Un esempio di questo tipo può essere lo scambio tra un gestore di carta di credito e un fornitore di pubblicità targettizzata in rete. Il primo conosce le transazioni dei singoli soggetti, voce per voce. Il secondo, per motivi di privacy, non deve accedere a quei dati. Come instaurare una collaborazione che risulti utile al fornitore di pubblicità targettizzata, senza violare la privacy?
La risposta può consistere nel fornire i volumi di spesa, anonimizzando attraverso la crittografia i dati personali e quelli relativi alle voci di spesa. Ottenendo così degli aggregati che comunque forniscono informazioni sui comportamenti dei consumatori, ma senza violare la privacy e senza incorrere nel rischio che comportamenti egoistici di uno dei partner mettano a rischio l’integrità dei dati dell’altro e soprattutto la sua compliance rispetto ai doveri di tutela della privacy.
I quesiti posti alla ricerca dall’evoluzione della tecnologia e della complessità del mondo digitale, sono sollevati anche dalla dimensione quantitativa e dall’accelerazione che la crescita delle applicazioni e dei device manifestano.
L’economia del ransomware
In un interessante studio dell’economia del ransonware, (Julio Hernandez-Castro, Edward Cartwright, and Anna Stepanova Economic Analysis of Ransomware,arXiv:1703.06660v1 [cs.CR] 20 Mar 2017) ovvero del modello economico del ricatto digitale, gli autori giungono alla conclusione che, con una attenta gestione dei tempi di rilascio dei dati sequestrati e una capacità di trattare sul prezzo durante la fase del blocco dei dati, gli attaccanti possono stimare le curve di elasticità della domanda delle chiavi per recuperare i dati.
In questo modo possono arrivare a costruire curve di prezzo ottimali, sfruttando il mercato e la diversa volontà di pagare dei “clienti” ovvero dei ricattati, mantenendo il controllo di questo “mercato” ed utilizzando sofisticati sistemi di riciclaggio (money laundering).
Figura: l’albero evolutivo del ransomware (da F-Secure State of Cyber Security 2017)

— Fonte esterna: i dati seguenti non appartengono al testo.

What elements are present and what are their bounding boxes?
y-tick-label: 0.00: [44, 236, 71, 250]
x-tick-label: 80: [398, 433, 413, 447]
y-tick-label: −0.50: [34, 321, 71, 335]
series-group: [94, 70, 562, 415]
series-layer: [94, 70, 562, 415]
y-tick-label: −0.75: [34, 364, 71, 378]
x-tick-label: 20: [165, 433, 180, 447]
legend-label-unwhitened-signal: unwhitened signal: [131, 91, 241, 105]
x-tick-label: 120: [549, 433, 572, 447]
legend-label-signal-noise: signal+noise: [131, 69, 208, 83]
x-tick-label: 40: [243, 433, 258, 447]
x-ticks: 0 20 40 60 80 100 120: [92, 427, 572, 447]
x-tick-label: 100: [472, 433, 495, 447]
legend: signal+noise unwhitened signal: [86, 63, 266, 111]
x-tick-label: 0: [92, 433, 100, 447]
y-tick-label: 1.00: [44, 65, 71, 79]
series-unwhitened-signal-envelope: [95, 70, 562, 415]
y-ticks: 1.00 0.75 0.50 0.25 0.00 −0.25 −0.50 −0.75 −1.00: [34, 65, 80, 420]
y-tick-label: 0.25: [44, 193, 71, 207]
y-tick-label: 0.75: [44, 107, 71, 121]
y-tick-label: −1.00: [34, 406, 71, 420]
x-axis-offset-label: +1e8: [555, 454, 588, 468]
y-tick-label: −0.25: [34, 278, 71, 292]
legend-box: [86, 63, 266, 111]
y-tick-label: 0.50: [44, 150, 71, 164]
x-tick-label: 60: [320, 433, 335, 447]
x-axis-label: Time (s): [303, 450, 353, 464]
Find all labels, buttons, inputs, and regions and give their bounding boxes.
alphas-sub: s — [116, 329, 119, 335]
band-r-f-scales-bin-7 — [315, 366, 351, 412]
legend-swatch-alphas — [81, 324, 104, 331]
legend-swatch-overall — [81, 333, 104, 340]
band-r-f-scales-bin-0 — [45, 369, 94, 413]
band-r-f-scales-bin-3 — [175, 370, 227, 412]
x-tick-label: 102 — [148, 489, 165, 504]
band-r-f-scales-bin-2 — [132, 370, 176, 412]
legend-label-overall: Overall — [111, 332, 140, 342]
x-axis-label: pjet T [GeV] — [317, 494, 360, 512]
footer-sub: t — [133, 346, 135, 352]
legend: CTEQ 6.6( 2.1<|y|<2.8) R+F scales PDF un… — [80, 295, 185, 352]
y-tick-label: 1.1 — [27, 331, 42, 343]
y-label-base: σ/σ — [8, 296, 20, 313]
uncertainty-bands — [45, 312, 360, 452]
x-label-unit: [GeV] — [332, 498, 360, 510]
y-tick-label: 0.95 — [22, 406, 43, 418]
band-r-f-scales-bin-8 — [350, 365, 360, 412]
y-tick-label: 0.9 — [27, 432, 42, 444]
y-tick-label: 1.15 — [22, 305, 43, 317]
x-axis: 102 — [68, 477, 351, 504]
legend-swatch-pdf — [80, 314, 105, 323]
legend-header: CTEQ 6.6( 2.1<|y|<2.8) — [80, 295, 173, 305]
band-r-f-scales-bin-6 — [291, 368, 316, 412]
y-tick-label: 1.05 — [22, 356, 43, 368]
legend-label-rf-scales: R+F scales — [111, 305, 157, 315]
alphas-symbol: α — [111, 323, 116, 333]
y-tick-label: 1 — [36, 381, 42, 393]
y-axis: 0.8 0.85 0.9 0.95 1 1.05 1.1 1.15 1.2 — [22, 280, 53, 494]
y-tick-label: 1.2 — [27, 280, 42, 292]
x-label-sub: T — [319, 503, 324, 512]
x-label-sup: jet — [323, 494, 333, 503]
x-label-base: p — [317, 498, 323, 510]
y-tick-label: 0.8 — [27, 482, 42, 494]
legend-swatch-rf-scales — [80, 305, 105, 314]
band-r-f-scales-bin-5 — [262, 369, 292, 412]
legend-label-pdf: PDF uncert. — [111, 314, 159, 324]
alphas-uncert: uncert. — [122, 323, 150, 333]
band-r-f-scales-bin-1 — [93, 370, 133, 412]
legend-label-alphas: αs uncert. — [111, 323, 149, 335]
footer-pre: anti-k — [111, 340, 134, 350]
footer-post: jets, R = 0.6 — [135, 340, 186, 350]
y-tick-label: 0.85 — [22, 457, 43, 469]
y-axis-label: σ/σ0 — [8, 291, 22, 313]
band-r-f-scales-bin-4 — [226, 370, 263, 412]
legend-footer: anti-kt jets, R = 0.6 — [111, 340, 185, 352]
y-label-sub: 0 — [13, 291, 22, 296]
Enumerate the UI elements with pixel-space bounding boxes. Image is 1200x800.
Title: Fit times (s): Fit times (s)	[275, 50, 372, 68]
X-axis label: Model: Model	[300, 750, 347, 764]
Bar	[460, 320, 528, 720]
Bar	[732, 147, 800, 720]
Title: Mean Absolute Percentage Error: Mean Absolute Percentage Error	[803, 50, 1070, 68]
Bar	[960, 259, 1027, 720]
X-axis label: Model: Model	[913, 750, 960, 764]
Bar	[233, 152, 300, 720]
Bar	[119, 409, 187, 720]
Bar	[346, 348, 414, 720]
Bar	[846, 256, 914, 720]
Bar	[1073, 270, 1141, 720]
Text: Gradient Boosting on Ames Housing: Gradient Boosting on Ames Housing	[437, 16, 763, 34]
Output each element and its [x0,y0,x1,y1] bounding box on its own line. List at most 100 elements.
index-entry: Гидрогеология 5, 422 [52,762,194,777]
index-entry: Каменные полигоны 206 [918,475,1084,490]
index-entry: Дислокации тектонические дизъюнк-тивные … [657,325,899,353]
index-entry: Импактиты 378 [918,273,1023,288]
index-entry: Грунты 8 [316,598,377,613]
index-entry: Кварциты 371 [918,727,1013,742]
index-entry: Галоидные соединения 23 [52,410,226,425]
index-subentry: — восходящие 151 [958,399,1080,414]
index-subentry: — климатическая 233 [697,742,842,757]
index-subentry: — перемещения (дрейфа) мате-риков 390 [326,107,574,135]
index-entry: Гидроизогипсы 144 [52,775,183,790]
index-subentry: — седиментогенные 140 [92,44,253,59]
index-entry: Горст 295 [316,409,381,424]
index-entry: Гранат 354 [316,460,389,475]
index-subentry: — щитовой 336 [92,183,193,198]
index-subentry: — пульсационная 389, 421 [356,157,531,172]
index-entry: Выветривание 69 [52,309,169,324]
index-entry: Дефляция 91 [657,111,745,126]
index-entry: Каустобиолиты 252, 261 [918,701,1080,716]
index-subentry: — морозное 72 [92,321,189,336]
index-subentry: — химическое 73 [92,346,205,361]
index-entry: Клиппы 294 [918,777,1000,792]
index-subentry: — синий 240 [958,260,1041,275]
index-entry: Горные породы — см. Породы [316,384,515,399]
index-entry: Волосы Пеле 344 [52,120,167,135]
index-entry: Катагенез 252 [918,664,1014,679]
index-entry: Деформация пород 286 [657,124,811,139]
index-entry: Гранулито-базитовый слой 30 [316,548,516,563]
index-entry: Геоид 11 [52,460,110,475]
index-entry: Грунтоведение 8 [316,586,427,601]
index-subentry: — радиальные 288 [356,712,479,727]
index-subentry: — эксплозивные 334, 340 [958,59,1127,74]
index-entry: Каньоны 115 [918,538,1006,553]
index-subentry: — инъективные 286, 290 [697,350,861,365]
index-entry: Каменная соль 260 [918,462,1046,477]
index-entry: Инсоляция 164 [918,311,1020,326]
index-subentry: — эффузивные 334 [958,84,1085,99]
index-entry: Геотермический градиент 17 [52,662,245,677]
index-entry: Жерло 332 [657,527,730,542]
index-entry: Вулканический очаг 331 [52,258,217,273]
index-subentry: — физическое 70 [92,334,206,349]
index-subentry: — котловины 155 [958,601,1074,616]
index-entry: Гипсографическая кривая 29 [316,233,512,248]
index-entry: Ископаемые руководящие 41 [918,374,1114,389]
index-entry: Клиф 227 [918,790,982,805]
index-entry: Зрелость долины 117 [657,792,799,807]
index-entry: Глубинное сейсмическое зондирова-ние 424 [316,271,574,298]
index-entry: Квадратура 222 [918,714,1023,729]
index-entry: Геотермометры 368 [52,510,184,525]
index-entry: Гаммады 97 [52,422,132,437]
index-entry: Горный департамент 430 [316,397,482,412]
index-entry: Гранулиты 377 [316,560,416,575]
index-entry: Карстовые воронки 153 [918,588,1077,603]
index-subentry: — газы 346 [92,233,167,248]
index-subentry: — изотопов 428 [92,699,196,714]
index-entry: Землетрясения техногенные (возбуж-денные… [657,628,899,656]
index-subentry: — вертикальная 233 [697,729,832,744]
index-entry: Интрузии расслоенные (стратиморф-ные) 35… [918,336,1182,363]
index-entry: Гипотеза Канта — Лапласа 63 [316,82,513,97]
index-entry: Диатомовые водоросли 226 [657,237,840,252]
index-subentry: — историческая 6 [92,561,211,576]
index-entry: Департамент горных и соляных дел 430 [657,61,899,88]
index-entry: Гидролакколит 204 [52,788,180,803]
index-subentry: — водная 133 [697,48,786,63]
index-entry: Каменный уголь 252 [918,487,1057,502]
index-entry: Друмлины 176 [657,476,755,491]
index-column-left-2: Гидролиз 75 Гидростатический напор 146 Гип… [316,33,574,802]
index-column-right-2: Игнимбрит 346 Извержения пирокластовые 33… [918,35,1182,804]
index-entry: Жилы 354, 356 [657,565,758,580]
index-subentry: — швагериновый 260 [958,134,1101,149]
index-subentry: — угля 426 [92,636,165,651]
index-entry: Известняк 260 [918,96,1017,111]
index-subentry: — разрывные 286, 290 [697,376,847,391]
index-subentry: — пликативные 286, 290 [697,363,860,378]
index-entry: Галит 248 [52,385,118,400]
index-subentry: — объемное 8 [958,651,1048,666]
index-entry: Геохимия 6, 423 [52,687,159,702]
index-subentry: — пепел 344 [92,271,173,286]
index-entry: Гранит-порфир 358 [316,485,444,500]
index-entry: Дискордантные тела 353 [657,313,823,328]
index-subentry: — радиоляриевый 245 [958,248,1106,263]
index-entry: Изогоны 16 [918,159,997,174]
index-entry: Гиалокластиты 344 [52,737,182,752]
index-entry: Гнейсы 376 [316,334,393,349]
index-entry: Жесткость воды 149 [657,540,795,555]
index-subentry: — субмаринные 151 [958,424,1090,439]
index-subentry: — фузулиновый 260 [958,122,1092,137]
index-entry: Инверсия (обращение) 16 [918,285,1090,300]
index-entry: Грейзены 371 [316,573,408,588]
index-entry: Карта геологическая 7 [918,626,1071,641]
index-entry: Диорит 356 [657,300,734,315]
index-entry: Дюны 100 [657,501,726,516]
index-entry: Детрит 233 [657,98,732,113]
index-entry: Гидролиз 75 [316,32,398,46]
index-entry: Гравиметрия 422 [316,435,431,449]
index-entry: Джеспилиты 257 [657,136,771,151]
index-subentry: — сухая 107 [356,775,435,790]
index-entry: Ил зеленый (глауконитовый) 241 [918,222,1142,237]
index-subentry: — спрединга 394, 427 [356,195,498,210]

Il saggio cita la figura sopra riportata per dimostrare come ormai la diffusione del ransomware segua un modello simile alle diramazioni delle specie nelle rappresentazioni del processo evolutivo. Non solo il ransomware può ormai essere analizzato con gli strumenti classici della scienza economica, ma il suo “servizio” comincia a seguire, proprio per i motivi indicati dal saggio di Hernandez-Castro ed altri, una logica di marketing attenta alla “qualità del servizio”.
Il giornalista Brain Krebs sostiene che i modelli di ransomware di maggior successo sono quelli che sanno come offrire un miglior servizio alle loro vittime “Alcune delle operazioni di ransomware più avanzate e professionali hanno incluso un supporto tecnico 24/7 basato sul web”.
Potremmo concludere questa nota all’insegna dell’ottimismo della volontà oppure, seguendone la filosofia possiamo ripetere con Moti Yung, “dal punto di vista della ricerca industriale: il processo di problem solving tecnico di situazioni / bisogni reali realmente caotici che sembrano non offrire alcuna speranza è, in effetti, un’interessante navigazione in grado di trasformare la mancanza di speranza in una soluzione”.